Complex tools with many parameters or behaviors need more documentation. Simple tools need less. This dimension scales expectations accordingly.

Parameters3/5

Does the description clarify parameter syntax, constraints, interactions, or defaults beyond what the schema provides?

Schema coverage is 100%, so the schema already documents both parameters (userId, limit) with descriptions. The description adds negligible param-specific info beyond what schema provides. Baseline 3 applies.

Input schemas describe structure but not intent. Descriptions should explain non-obvious parameter relationships and valid value ranges.

Purpose5/5

Does the description clearly state what the tool does and how it differs from similar tools?

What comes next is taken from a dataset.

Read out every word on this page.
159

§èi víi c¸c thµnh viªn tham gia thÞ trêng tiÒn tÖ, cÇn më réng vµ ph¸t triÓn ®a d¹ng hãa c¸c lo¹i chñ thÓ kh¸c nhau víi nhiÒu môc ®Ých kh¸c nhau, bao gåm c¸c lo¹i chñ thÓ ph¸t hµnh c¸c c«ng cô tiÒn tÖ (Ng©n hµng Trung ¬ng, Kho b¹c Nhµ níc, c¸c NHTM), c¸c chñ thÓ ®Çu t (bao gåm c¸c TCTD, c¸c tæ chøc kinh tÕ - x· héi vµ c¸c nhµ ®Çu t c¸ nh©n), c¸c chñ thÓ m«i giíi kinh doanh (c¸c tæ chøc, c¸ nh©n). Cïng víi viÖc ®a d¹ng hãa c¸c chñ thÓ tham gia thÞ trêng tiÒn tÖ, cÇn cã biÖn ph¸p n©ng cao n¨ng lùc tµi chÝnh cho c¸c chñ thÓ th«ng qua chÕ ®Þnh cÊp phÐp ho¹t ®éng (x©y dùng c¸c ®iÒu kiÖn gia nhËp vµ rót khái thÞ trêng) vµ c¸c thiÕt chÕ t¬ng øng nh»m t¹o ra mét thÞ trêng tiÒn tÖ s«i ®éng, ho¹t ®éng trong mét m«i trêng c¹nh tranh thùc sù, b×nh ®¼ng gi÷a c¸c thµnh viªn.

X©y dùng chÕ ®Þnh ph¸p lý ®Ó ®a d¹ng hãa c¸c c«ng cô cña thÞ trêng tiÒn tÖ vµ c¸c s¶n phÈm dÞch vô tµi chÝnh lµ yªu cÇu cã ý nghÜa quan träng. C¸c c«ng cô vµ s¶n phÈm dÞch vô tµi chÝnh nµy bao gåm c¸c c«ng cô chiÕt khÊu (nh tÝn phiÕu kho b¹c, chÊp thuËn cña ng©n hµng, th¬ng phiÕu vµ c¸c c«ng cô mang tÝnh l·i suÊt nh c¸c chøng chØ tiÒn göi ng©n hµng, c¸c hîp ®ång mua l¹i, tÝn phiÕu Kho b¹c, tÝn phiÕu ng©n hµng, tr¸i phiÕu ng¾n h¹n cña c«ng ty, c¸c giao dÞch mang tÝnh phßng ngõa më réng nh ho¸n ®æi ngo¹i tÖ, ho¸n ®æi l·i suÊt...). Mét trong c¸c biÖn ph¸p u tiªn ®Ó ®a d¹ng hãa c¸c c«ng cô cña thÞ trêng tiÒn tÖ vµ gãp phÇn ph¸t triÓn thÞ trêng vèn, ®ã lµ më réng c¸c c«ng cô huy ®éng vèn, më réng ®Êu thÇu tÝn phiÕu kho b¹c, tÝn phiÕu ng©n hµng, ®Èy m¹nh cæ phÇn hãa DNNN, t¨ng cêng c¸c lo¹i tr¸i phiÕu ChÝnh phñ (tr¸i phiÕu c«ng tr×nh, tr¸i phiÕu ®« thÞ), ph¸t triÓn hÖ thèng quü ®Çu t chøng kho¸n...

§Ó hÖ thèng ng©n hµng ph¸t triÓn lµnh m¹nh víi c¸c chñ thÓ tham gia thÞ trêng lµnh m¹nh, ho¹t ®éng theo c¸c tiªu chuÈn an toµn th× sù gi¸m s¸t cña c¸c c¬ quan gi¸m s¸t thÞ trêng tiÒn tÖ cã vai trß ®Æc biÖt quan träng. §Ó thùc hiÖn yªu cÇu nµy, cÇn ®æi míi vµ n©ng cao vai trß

The title 'List a requester's tickets' and description clearly state the tool lists tickets for a specific user (requester), sorted most recent first. The use case 'seeing whether a customer has raised this before' distinguishes it from sibling tools like zendesk_organization_tickets.

Agents choose between tools based on descriptions. A clear purpose with a specific verb and resource helps agents select the right tool.

Usage Guidelines4/5

Does the description explain when to use this tool, when not to, or what alternatives exist?

The description provides context for when to use (checking customer history) and how to get the userId from other tools (zendesk_get_ticket or zendesk_search_users). It does not explicitly state when not to use it or mention alternatives, but the guidance is sufficient.

Agents often have multiple tools that could apply. Explicit usage guidance like "use X instead of Y when Z" prevents misuse.